There’s nothing wrong with liking to feel valued, Jared tells himself as he drives over to the hostel after a frantic pleading email from Richard about the investor meeting tomorrow. Sure, he’d had to cancel the dinner with Gloria he’d been looking forward to for a month, but the chocolate-box part of himself was shamefully satisfied that Richard always turned to him with these things. Golly, what an honor, Donald! he thinks as he pulls into the driveway and shuts off his Volt’s engine.
Upon knocking at the front door, he is greeted by a harried, unshaven-looking Richard, near-manic with stress about the impending presentation. Counterintuitively (shamefully), being confronted with Richard’s panic engenders a deep calm in Jared, one that settles within him like he’s just taken a deep inhale of lemongrass ginger hand soap. Sure, there’s always the uncomfortable thrum of ache at the thought of Richard being in pain—psychological or otherwise—but presiding over all is the flood of relief of being of use. Of not being so easily expendable. Of being needed.
So he sits there, next to Richard, and coaches him through essentially the same pitch deck they’ve used like, twenty times by now. A part of him knows that Richard should really have it down at this point, that it’s perhaps concerning that Pied Piper’s CEO hasn’t even begun to shake off performance jitters at this stage of the game. And a different part hopes and wishes and prays that Richard never shakes it off, never figures out how to function as a businessman, a leader, a founder, because if he does—what would Jared be for?
So he sits there, next to Richard, and the hostel is empty. The last time they were all there together, everyone had been drinking, and Gilfoyle of all people had pointed the neck of his beer bottle at Jared and said, “So are you ever going to tell us your deal? Like without all the bullshit?” and Jared both knew and did not know what he meant, so he hemmed and hawed and dithered until Erlich brought out his gravity bong and the conversation moved on.
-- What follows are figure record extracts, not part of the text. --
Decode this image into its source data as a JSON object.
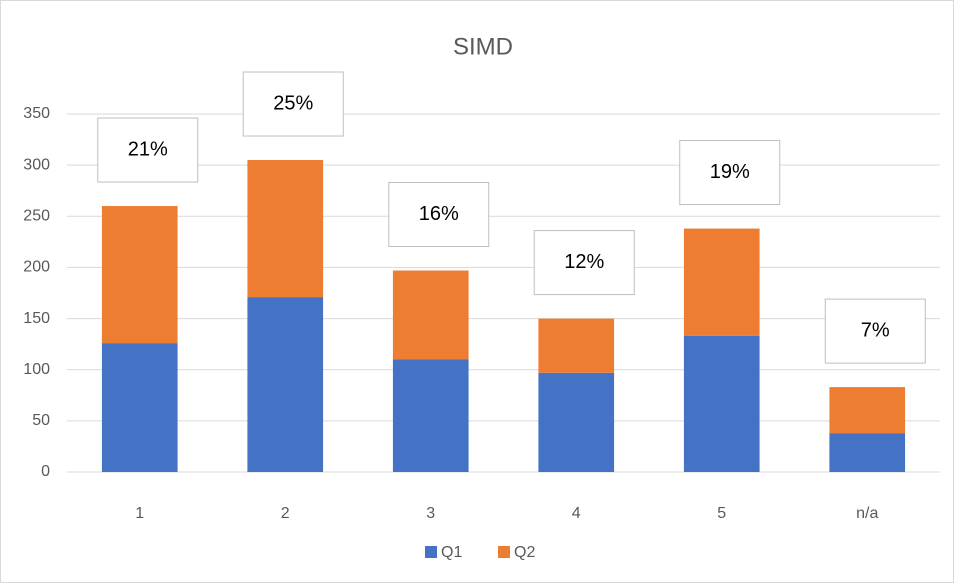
{
  "chart_data": {
    "type": "stacked_bar",
    "title": "SIMD",
    "categories": [
      "1",
      "2",
      "3",
      "4",
      "5",
      "n/a"
    ],
    "series": [
      {
        "name": "Q1",
        "color": "#4472c4",
        "values": [
          126,
          171,
          110,
          97,
          133,
          38
        ]
      },
      {
        "name": "Q2",
        "color": "#ed7d31",
        "values": [
          134,
          134,
          87,
          53,
          105,
          45
        ]
      }
    ],
    "annotations": [
      "21%",
      "25%",
      "16%",
      "12%",
      "19%",
      "7%"
    ],
    "ylim": [
      0,
      350
    ],
    "yticks": [
      0,
      50,
      100,
      150,
      200,
      250,
      300,
      350
    ],
    "grid": true,
    "legend": "bottom"
  }
}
It’s not the first time someone has asked, not the first time Jared has wriggled out of answering.
He sits there, with Richard, and the hostel is empty, and he represses the urge to jiggle his knee in jubilation, because his jubilation is wrong.
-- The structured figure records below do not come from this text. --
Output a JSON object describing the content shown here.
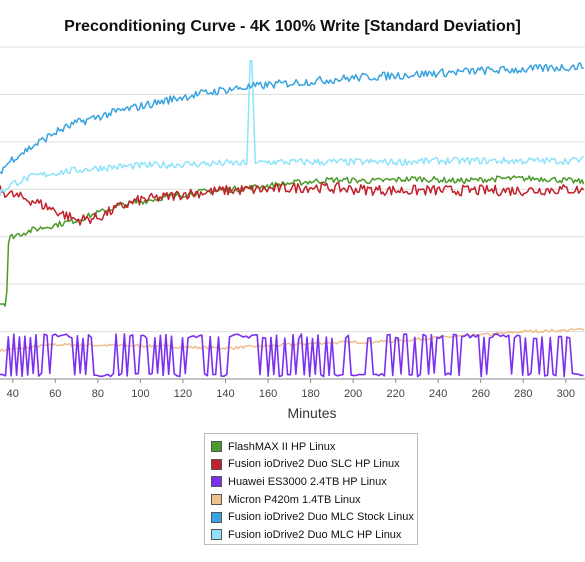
{
  "chart_data": {
    "type": "line",
    "title": "Preconditioning Curve - 4K 100% Write [Standard Deviation]",
    "xlabel": "Minutes",
    "ylabel": "",
    "xlim": [
      34,
      309
    ],
    "ylim": [
      0,
      28
    ],
    "x_ticks": [
      40,
      60,
      80,
      100,
      120,
      140,
      160,
      180,
      200,
      220,
      240,
      260,
      280,
      300
    ],
    "grid": true,
    "legend_position": "bottom",
    "series": [
      {
        "name": "FlashMAX II HP Linux",
        "color": "#4b9a2c",
        "x": [
          34,
          37,
          38,
          39,
          50,
          70,
          90,
          110,
          130,
          150,
          170,
          190,
          210,
          230,
          250,
          270,
          290,
          309
        ],
        "values": [
          6.4,
          6.4,
          11.5,
          12.0,
          12.6,
          13.4,
          14.6,
          15.3,
          15.8,
          16.1,
          16.5,
          16.8,
          16.7,
          16.9,
          16.7,
          16.9,
          16.9,
          16.6
        ]
      },
      {
        "name": "Fusion ioDrive2 Duo SLC HP Linux",
        "color": "#c0212b",
        "x": [
          34,
          40,
          50,
          60,
          70,
          80,
          90,
          100,
          110,
          120,
          140,
          160,
          180,
          200,
          220,
          240,
          260,
          280,
          300,
          309
        ],
        "values": [
          15.9,
          15.5,
          15.0,
          14.2,
          13.4,
          13.6,
          14.5,
          15.1,
          15.3,
          15.6,
          15.9,
          16.0,
          16.2,
          16.0,
          15.9,
          15.9,
          15.9,
          15.9,
          16.0,
          15.9
        ]
      },
      {
        "name": "Huawei ES3000 2.4TB HP Linux",
        "color": "#7b2ff0",
        "x": [
          34,
          309
        ],
        "values": [
          0.2,
          3.8
        ],
        "toggle_low": 0.2,
        "toggle_high": 3.8
      },
      {
        "name": "Micron P420m 1.4TB Linux",
        "color": "#ecc18c",
        "x": [
          34,
          60,
          100,
          140,
          180,
          200,
          220,
          240,
          260,
          280,
          300,
          309
        ],
        "values": [
          2.4,
          2.9,
          2.8,
          2.6,
          3.0,
          3.1,
          3.2,
          3.5,
          3.7,
          4.0,
          4.1,
          4.2
        ]
      },
      {
        "name": "Fusion ioDrive2 Duo MLC Stock Linux",
        "color": "#38a3df",
        "x": [
          34,
          40,
          50,
          60,
          70,
          80,
          90,
          100,
          110,
          120,
          130,
          140,
          150,
          160,
          180,
          200,
          220,
          240,
          260,
          280,
          300,
          309
        ],
        "values": [
          17.5,
          18.6,
          19.7,
          20.8,
          21.6,
          22.1,
          22.6,
          23.0,
          23.4,
          23.8,
          24.1,
          24.4,
          24.6,
          24.8,
          25.1,
          25.4,
          25.6,
          25.8,
          26.0,
          26.1,
          26.3,
          26.4
        ]
      },
      {
        "name": "Fusion ioDrive2 Duo MLC HP Linux",
        "color": "#8ee3fa",
        "x": [
          34,
          40,
          50,
          60,
          70,
          80,
          100,
          120,
          140,
          150,
          152,
          154,
          160,
          180,
          200,
          220,
          240,
          260,
          280,
          300,
          309
        ],
        "values": [
          15.7,
          16.5,
          17.1,
          17.4,
          17.6,
          17.8,
          18.0,
          18.1,
          18.2,
          18.2,
          29.0,
          18.2,
          18.3,
          18.3,
          18.3,
          18.3,
          18.4,
          18.4,
          18.4,
          18.4,
          18.5
        ]
      }
    ]
  }
}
By the time Richard has been placated enough to accept a cup of sleepytime tea and consider the possibility of going to bed, it’s late. Jared has therapy tomorrow, and he’s been procrastinating this week’s packet of worksheets, and he knows he’s going to have to stay up at least another hour or two to finish them and that he’ll be exhausted tomorrow. He knows his therapist will see the bags under his eyes and guess roughly what has kept him up. If he closes his eyes, he can already see the pucker of her mouth, tut-tut. He can already hear the silence stretching between them as he tries and fails yet again to honestly and simply recount, beginning to end, just what the first two or so decades of his life consisted of.
“Thanks for the help, man, seriously,” Richard says as he leads Jared to the door. For a second, Jared can feel Richard almost put his hand on the small of his back before aborting the gesture. A full-body shudder involuntarily passes through Jared, and there’s that other thing. The thing he’s been keeping from his therapist, like a child hiding a subpar report card. He knows what she’ll say, he knows he won’t listen. And is that so wrong? He likes the life he’s built for himself, the one that started when he quit Hooli a year or two ago, the one that’s being built in tandem with Pied Piper.
He likes his life—or at least, he likes it better than the one he left behind.